Fondant Mint Wafers
Instructions:
For those occasions when you want a delicious little mint, this recipe is really quite
nice. It shows you how a basic fondant recipe with a few additions becomes a truly delicious
candy.
Tools: Piping bag for making wafers
1 tablespoon butter
2 tablespoons plus 1 cup water
1⁄4 teaspoon unflavored gelatin
4 cups sugar
1⁄8 teaspoon mint oil
1⁄8 teaspoon invertase
Green food coloring as desired
About 11⁄2 pounds dark chocolate, chopped
and melted for tempering
Preparation time: 20 to 25 minutes plus at least 30 minutes for cooling
Yield: 35 to 40 wafers
- Lightly butter a 9 x 13-inch baking pan and sprinkle it with water to slightly dampen it. Set aside.
- Put 2 tablespoons of water into a small cup; sprinkle the gelatin into the water and set aside.
- Put the sugar and 1 cup of water in a large saucepan and bring the ingredients to a boil, stirring occasionally to dissolve the sugar. Cover the saucepan for 3 minutes to allow the water to wash the sugar down the sides of the pan.

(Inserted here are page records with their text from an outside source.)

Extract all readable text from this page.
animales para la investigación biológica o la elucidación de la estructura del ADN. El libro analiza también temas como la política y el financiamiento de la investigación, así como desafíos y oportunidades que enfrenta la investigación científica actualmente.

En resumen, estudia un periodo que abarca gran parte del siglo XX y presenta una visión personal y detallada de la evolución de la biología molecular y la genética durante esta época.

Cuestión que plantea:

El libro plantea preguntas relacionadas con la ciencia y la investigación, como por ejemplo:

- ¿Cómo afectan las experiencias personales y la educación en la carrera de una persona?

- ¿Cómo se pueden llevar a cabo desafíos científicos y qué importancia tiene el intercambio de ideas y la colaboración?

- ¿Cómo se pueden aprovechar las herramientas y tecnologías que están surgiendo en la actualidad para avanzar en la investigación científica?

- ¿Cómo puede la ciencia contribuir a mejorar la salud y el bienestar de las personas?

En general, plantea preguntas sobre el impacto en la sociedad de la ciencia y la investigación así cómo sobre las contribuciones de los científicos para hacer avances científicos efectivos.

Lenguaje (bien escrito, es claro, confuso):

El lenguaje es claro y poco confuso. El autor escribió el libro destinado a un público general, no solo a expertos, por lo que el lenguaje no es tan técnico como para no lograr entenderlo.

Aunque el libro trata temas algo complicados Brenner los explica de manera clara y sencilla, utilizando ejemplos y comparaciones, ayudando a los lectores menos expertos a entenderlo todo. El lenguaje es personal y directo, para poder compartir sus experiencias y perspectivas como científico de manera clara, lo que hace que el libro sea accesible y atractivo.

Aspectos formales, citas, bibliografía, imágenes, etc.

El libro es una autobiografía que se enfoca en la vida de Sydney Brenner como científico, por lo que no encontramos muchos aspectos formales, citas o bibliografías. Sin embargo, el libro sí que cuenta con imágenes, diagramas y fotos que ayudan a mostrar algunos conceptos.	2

- Remove the lid and clip a candy thermometer to the inside of the pan, being sure that the tip doesn’t touch the bottom of the pan. Cook the mixture to 245 degrees for about 15 to 20 minutes. Then remove from heat, remove the thermometer, and stir in the gelatin.
- Pour the mixture into the baking pan; sprinkle water lightly on top. Cool to 105 degrees, which takes about 1 hour to 1 hour and 15 minutes at room temperature.
- Work the mixture with a scraper on a marble slab until the batch is opaque and crumbly; this step takes about 7 to 10 minutes
- Line a large cookie sheet with wax paper and set aside.
- In a microwave, warm the mixture in a microwaveable bowl on high to 150 degrees, stopping every 45 seconds to stir. This step should take about 3 minutes, but microwaves vary.
- Add the mint oil and a couple of drops of green food coloring to make green mints. Stir about 1 minute and add the invertase; then stir again for about 1 minute.
- Put the mixture into a piping bag and pipe it into discs approximately 11⁄2 inches in diameter onto a lined cookie sheet.
- When the wafers are firm — after usually about 1 hour at room temperature — remove them from the cookie sheet. Now you’re ready to hand-dip them in dark chocolate.
- Temper the chocolate and then hand-dip the. Place each piece on a wax-paper–lined cookie sheet to dry for about 5 minutes at room temperature, but allow another 10 minutes for the chocolate to set.